É dessa teimosia que mistura terapia com dumping que
nasceram estas crónicas lacónicas. Pequenos instantâneos que não pretendem mais
nada do que descrevê-los, sem mensagem ou moral adjacente. Está bem, pronto: é mentira.
A mera escolha das situações que servem de motivo a uma crónica implica sempre uma visão do mundo que se pretende
partilhar. No limite, seja através dos recursos que convoca – o humor, a
indignação, a análise rigorosa, a auto-depreciação, a doutrina ideológica e
mais – o cronista só quer uma coisa: ter razão, nem que seja apenas no momento
em que o leiam. Todas as reacções que provocar, boas ou más, são sinais de que
a coisa correu bem. O pior para quem escreve – e digo eu, para quem vive – é inspirar
a indiferença. Um flagelo tão próximo e comum que atinge tão depressa os que
mostram uma indignação previsível como os que tentam desesperadamente
transmitir um tédio artificial sobre tudo o que mexe, uma espécie de colchão
patético para atenuar a realidade. Mas chega de falar de mim.

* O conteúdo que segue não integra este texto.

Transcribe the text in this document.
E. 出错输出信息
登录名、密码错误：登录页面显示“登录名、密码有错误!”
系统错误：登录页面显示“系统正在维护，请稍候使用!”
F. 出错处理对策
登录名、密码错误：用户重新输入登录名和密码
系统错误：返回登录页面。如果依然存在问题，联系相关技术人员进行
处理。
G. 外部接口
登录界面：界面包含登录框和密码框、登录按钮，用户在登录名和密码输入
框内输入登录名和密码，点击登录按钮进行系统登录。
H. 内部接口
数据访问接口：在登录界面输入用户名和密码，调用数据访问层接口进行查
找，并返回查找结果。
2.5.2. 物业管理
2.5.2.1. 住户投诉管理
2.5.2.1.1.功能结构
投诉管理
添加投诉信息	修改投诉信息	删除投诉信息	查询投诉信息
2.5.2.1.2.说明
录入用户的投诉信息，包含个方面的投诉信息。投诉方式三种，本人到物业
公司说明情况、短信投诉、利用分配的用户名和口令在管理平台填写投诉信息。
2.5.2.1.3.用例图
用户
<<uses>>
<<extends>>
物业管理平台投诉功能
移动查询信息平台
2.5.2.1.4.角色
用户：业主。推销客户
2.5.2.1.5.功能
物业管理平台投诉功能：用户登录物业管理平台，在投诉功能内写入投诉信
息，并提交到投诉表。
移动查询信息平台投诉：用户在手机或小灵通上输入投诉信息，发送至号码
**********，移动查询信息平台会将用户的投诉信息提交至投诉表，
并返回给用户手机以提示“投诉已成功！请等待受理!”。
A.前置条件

Despachado o editorial, ao que interessa e que será o
formato futuro. O facto de Lisboa ser, ao que parece, uma cidade na moda em
2014 não só é merecido como tardio. Mas o verdadeiro lisboeta – ou o verdadeiro
parisiense ou o [colocar a cidade ou lugar apetecido] tem naturalmente uma
relação amor-ódio com os excelsos visitantes, porque a tem com a própria cidade
pelo simples facto de a amar. Por um estranho e maravilhoso paradoxo, quanto
mais amamos e vangloriamos o sítio onde vivemos mais desejamos que fosse um
segredo. Uma coisa só nossa, para maçar os amigos estrangeiros que nos ouvem em
reverência mas em que nós guardamos a
secreta esperança de que não divulguem a coisa. Sim, como esse restaurante
fabuloso no meio de nenhures ou a praia deserta a que só se tem acesso mediante
um curso de pára-quedismo.
Este ano trouxe a verdade: acabou. A cidade apareceu em
todas as revistas trendy; da mítica luz à tasca onde se confecciona o
melhor cozido à portuguesa a sensação do lisboeta é o mesmo híbrido: ‘claro que
isto é fabuloso mas quando é que se vão embora?’
Naturalmente tudo isto é irracional e injusto: todos os que
aqui vivem e elogiam a cidade são de repente os primeiros a não lidarem bem com
o que proclamaram. Tentamos apegarmo-nos ao que sabemos e vangloriamos; mas
depois passamos pelo engarrafamento de funâmbulos com canídeos no Chiado e
repensamos a coisa.
Há várias maneiras do lisboeta lidar com isto. A mais fácil e certa é a do reconhecimento:
Lisboa, com as suas mil aldeias miraculosamente unidas, começa a ser um
privilégio que a pouco e pouco é descoberto. Há que estar grato. Mas em rigor a
cidade ainda não está preparada para o que lhe aconteceu.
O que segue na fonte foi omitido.